The Durbin Amendment obliges banks to give merchants more flexibility and data routing choices, allowing for at least two unaffiliated networks on each debit card. At the same time, it prohibits payment card networks to prevent merchants from using other networks.
Back in December 2022, FTC ordered Mastercard to stop blocking competitors. The Commission alleged Mastercard has been employing illegal business tactics, blocking the use of competing debit payment networks and withholding needed customer information from competitors. The company’s policies prevented merchants from routing e-commerce transactions using Mastercard-branded debit cards saved in e-wallets to alternative payment card networks.
Although Mastercard didn’t consider its policies to be illegal, the payment service provider did make efforts to update the processes in order “to comply with the consent order and provide even greater choice.”
The FTC order focused on tokenized transactions.
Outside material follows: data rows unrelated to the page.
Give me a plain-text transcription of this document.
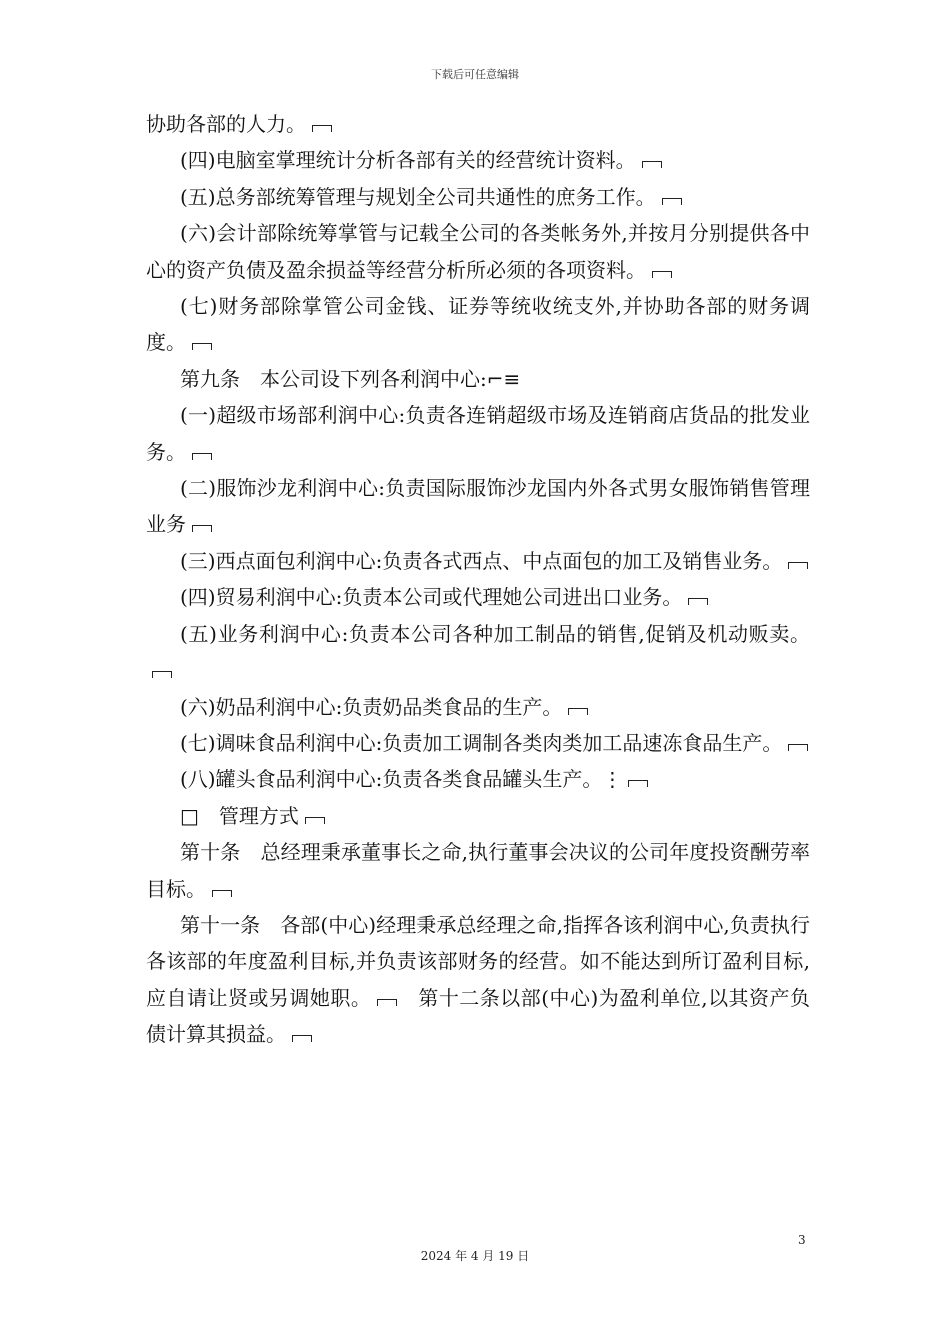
下载后可任意编辑

协助各部的人力。

(四)电脑室掌理统计分析各部有关的经营统计资料。

(五)总务部统筹管理与规划全公司共通性的庶务工作。

(六)会计部除统筹掌管与记载全公司的各类帐务外,并按月分别提供各中心的资产负债及盈余损益等经营分析所必须的各项资料。

(七)财务部除掌管公司金钱、证券等统收统支外,并协助各部的财务调度。

第九条　本公司设下列各利润中心:⌐≡

(一)超级市场部利润中心:负责各连销超级市场及连销商店货品的批发业务。

(二)服饰沙龙利润中心:负责国际服饰沙龙国内外各式男女服饰销售管理业务

(三)西点面包利润中心:负责各式西点、中点面包的加工及销售业务。

(四)贸易利润中心:负责本公司或代理她公司进出口业务。

(五)业务利润中心:负责本公司各种加工制品的销售,促销及机动贩卖。

(六)奶品利润中心:负责奶品类食品的生产。

(七)调味食品利润中心:负责加工调制各类肉类加工品速冻食品生产。

(八)罐头食品利润中心:负责各类食品罐头生产。⋮

□　管理方式

第十条　总经理秉承董事长之命,执行董事会决议的公司年度投资酬劳率目标。

第十一条　各部(中心)经理秉承总经理之命,指挥各该利润中心,负责执行各该部的年度盈利目标,并负责该部财务的经营。如不能达到所订盈利目标,应自请让贤或另调她职。　 第十二条以部(中心)为盈利单位,以其资产负债计算其损益。

3
2024 年 4 月 19 日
The regulator has also started investigating whether Mastercard’s competitor – Visa – has its security tokens prevent debit-card routing competition for some digital payments.
Tokenization in the payment industry means replacing sensitive data like a client’s PAN (primary account number) with a unique randomly generated string of numbers called tokens. Tokens can be generated through mathematically reversible algorithms, one-way non-reversible cryptographic functions, or static tables mapped to randomly generated token values.
The main aim of tokenization is to prevent fraud. Therefore, although Mastercard would comply with the FTC order, the company shall continue to use the innovative payment technology, stating that “there should be no question that tokenized transactions provide an increased level of protection to both consumers and merchants.”